Everyone, it’s time to come out of the closet. We are living in the age of wearable technology, Amazon drones and self-driving cars.
So, hello. My name is Brie. I have internet friends, and I’m not ashamed anymore.
I sometimes call them my pocket BFFs, since I quite literally can whip my phone out of my pocket to chat, ask questions, or cry, and someone, anyone will likely be hanging out in the same corner of the vast internet with me, no matter the time of day.
I’d always interacted with people online, from the super cool AOL Chat Room days to hanging out on listservs and message boards as the internet and I evolved. Sometimes I lurked, sometimes I joined in. It was never more than a casual hobby.
Then, I became a mom. I got pregnant and hung out on baby-centric sites. When he was born, I was awake when the rest of the world and all my real (sane) friends were sleeping, suddenly charged with the biggest, most important duty of my life. And I felt like I was all alone.
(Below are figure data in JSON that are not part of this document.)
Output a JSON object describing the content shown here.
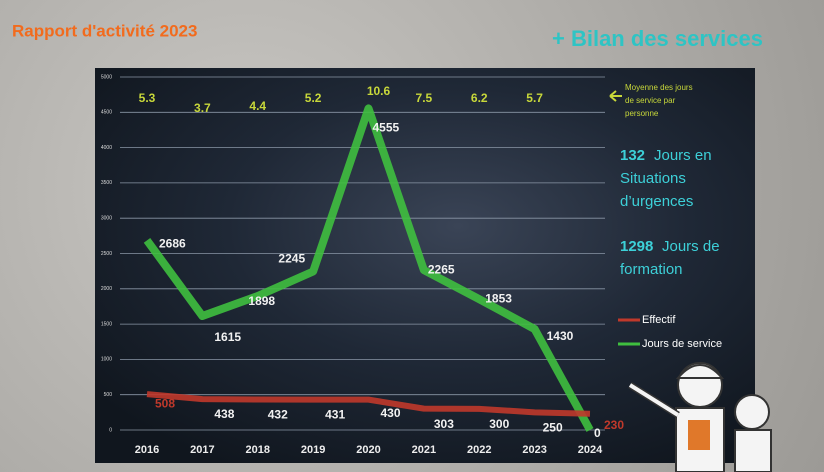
{
  "chart_data": {
    "type": "line",
    "title": "Rapport d'activité 2023",
    "subtitle": "+ Bilan des services",
    "categories": [
      "2016",
      "2017",
      "2018",
      "2019",
      "2020",
      "2021",
      "2022",
      "2023",
      "2024"
    ],
    "series": [
      {
        "name": "Effectif",
        "color": "#c0392b",
        "values": [
          508,
          438,
          432,
          431,
          430,
          303,
          300,
          250,
          230
        ]
      },
      {
        "name": "Jours de service",
        "color": "#3fbf3f",
        "values": [
          2686,
          1615,
          1898,
          2245,
          4555,
          2265,
          1853,
          1430,
          0
        ]
      }
    ],
    "averages": {
      "label": "Moyenne des jours de service par personne",
      "values": [
        5.3,
        3.7,
        4.4,
        5.2,
        10.6,
        7.5,
        6.2,
        5.7
      ]
    },
    "notes": [
      {
        "value": 132,
        "text": "Jours en Situations d’urgences"
      },
      {
        "value": 1298,
        "text": "Jours de formation"
      }
    ],
    "ylim": [
      0,
      5000
    ],
    "yticks": [
      0,
      500,
      1000,
      1500,
      2000,
      2500,
      3000,
      3500,
      4000,
      4500,
      5000
    ],
    "grid": true
  }
}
Except, I wasn’t. When you have pocket mom BFFs, someone is always awake. Someone has a new baby, too, and is worried about whether he’s nursing enough. Someone is awake with a sick toddler. Someone stayed up extra late to finish up a work project. Someone is awake in Australia or Israel or Ireland to offer a “you’re doing great, mama!” and a virtual hug.
And I breathed a sigh of relief, knowing I wasn’t alone.
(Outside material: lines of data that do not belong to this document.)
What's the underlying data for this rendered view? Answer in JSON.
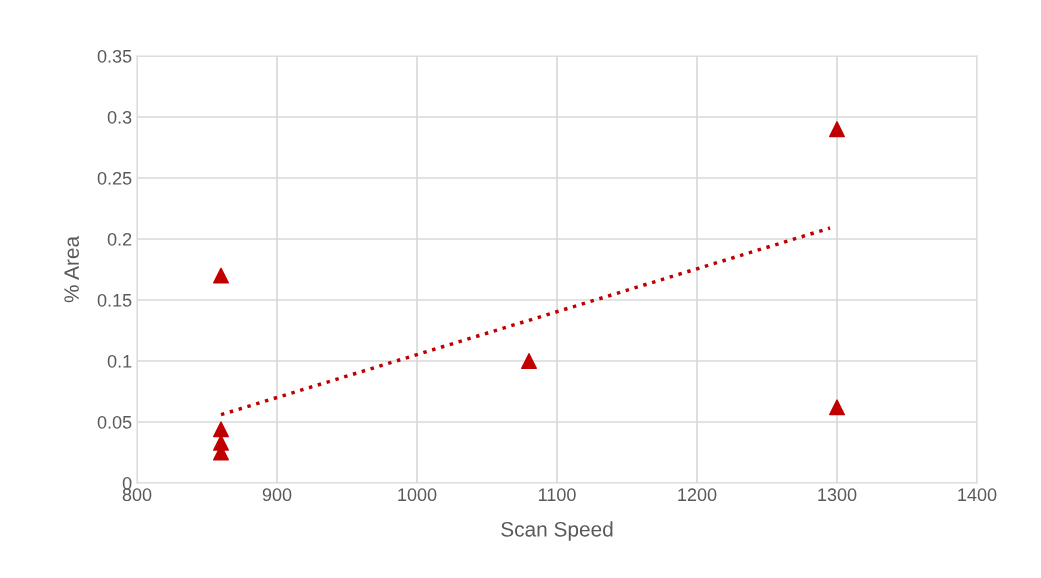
{
  "chart_data": {
    "type": "scatter",
    "xlabel": "Scan Speed",
    "ylabel": "% Area",
    "series": [
      {
        "color": "#c00000",
        "marker": "triangle",
        "x": [
          860,
          860,
          860,
          860,
          1080,
          1300,
          1300
        ],
        "values": [
          0.17,
          0.044,
          0.033,
          0.025,
          0.1,
          0.29,
          0.062
        ]
      },
      {
        "type": "line",
        "color": "#c00000",
        "marker": "none",
        "line_style": "dotted",
        "x": [
          860,
          1295
        ],
        "values": [
          0.056,
          0.209
        ]
      }
    ],
    "xlim": [
      800,
      1400
    ],
    "xticks": [
      800,
      900,
      1000,
      1100,
      1200,
      1300,
      1400
    ],
    "ylim": [
      0,
      0.35
    ],
    "yticks": [
      0,
      0.05,
      0.1,
      0.15,
      0.2,
      0.25,
      0.3,
      0.35
    ],
    "grid": true,
    "legend": false
  }
}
As I got to know these women, I realized that my world was expanding for the better. Instead of just having friends who live in the same town from similar walks of life and parenting styles, my village was now full of vibrant, amazing women with different traditions, beliefs, and priorities. As we talked and debated, sometimes my perspectives changed, and sometimes I held them tighter than ever before.
My internet friends were the first ones to encourage me to seek treatment for postpartum depression. They encouraged to me as I bounced from specialist to specialist seeking answers for my son. There was almost always someone with the most reassuring words: “I’ve been there, too.”
As time went by, the lines between internet friends and real friends blurred. I met several women local to me, and we went to consignment sales, to boozy dinners out, to birthday parties. When my son was diagnosed with cerebral palsy, they filled my freezer with meals, sent me to get a massage, and donated pumped breastmilk when he couldn’t nurse. They sent cards and a bracelet that reminds me to “be brave” every day. We text and meet up when I travel for work.
So, welcome to 2016. I have internet friends and I’m not ashamed.